Thursday, February 7, 2008

File Structure as the creation of Heterotopia

Bush’s article got me thinking about the status of our current file structures and how we interface with computer files. The fundamental metaphor of the contemporary file system is a home office of sorts. We have the manila file folder, in which documents are stored. We have a desktop that holds these files and folders (in many ways analogous to the desktop upon which Bush’s Memex is interfaced). Discarded files, like discarded pieces of paper, are placed in a “trash can.”

Even as our posts here seem to criticize the simplicity of Bush’s Memex as naive and archaically analog, his desktop system forms the basis of the metaphor that allows us to interface with our hardware. The fundamental structuring of the internet reflects this problem of representation. The fact that websites would be referred to as pages points to an ensuing dichotomy. We view the internet through browsers, analogous to the way one would browse through material pages in a library or bookstore. And those webpages we look at are often created in programs called publishers (Dreamweaver, PageMill, etc).

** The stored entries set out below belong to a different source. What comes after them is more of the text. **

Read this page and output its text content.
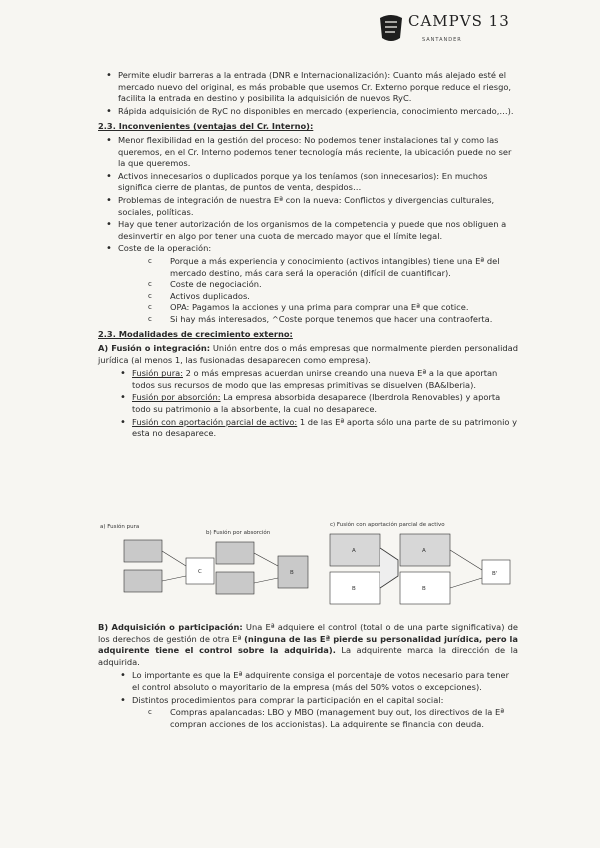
CAMPVS 13
SANTANDER
• Permite eludir barreras a la entrada (DNR e Internacionalización): Cuanto más alejado esté el mercado nuevo del original, es más probable que usemos Cr. Externo porque reduce el riesgo, facilita la entrada en destino y posibilita la adquisición de nuevos RyC.
• Rápida adquisición de RyC no disponibles en mercado (experiencia, conocimiento mercado,…).
2.3. Inconvenientes (ventajas del Cr. Interno):
• Menor flexibilidad en la gestión del proceso: No podemos tener instalaciones tal y como las queremos, en el Cr. Interno podemos tener tecnología más reciente, la ubicación puede no ser la que queremos.
• Activos innecesarios o duplicados porque ya los teníamos (son innecesarios): En muchos significa cierre de plantas, de puntos de venta, despidos…
• Problemas de integración de nuestra Eª con la nueva: Conflictos y divergencias culturales, sociales, políticas.
• Hay que tener autorización de los organismos de la competencia y puede que nos obliguen a desinvertir en algo por tener una cuota de mercado mayor que el límite legal.
• Coste de la operación:
c Porque a más experiencia y conocimiento (activos intangibles) tiene una Eª del mercado destino, más cara será la operación (difícil de cuantificar).
c Coste de negociación.
c Activos duplicados.
c OPA: Pagamos la acciones y una prima para comprar una Eª que cotice.
c Si hay más interesados, ^Coste porque tenemos que hacer una contraoferta.
2.3. Modalidades de crecimiento externo:
A) Fusión o integración: Unión entre dos o más empresas que normalmente pierden personalidad jurídica (al menos 1, las fusionadas desaparecen como empresa).
• Fusión pura: 2 o más empresas acuerdan unirse creando una nueva Eª a la que aportan todos sus recursos de modo que las empresas primitivas se disuelven (BA&Iberia).
• Fusión por absorción: La empresa absorbida desaparece (Iberdrola Renovables) y aporta todo su patrimonio a la absorbente, la cual no desaparece.
• Fusión con aportación parcial de activo: 1 de las Eª aporta sólo una parte de su patrimonio y esta no desaparece.
a) Fusión pura
b) Fusión por absorción
c) Fusión con aportación parcial de activo
C	B
A
B
A
B
B'
B) Adquisición o participación: Una Eª adquiere el control (total o de una parte significativa) de los derechos de gestión de otra Eª (ninguna de las Eª pierde su personalidad jurídica, pero la adquirente tiene el control sobre la adquirida). La adquirente marca la dirección de la adquirida.
• Lo importante es que la Eª adquirente consiga el porcentaje de votos necesario para tener el control absoluto o mayoritario de la empresa (más del 50% votos o excepciones).
• Distintos procedimientos para comprar la participación en el capital social:
c Compras apalancadas: LBO y MBO (management buy out, los directivos de la Eª compran acciones de los accionistas). La adquirente se financia con deuda.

In this way we can see how the digital becomes a constructed mirror and metaphor of the physical. Code is not inherently a heterotopia. Code works in ones and zeros and lines and processes and packets and sectors, not documents and pages and waste baskets. As Nelson emphasizes repeatedly, our digital file structures need not be restrained by being organized in a manner identical to the way we organize physical data. But in using those items that our familiar to us (home office, page, file) as the basis of representation we are essentially creating a mirrored but altered version of our own reality.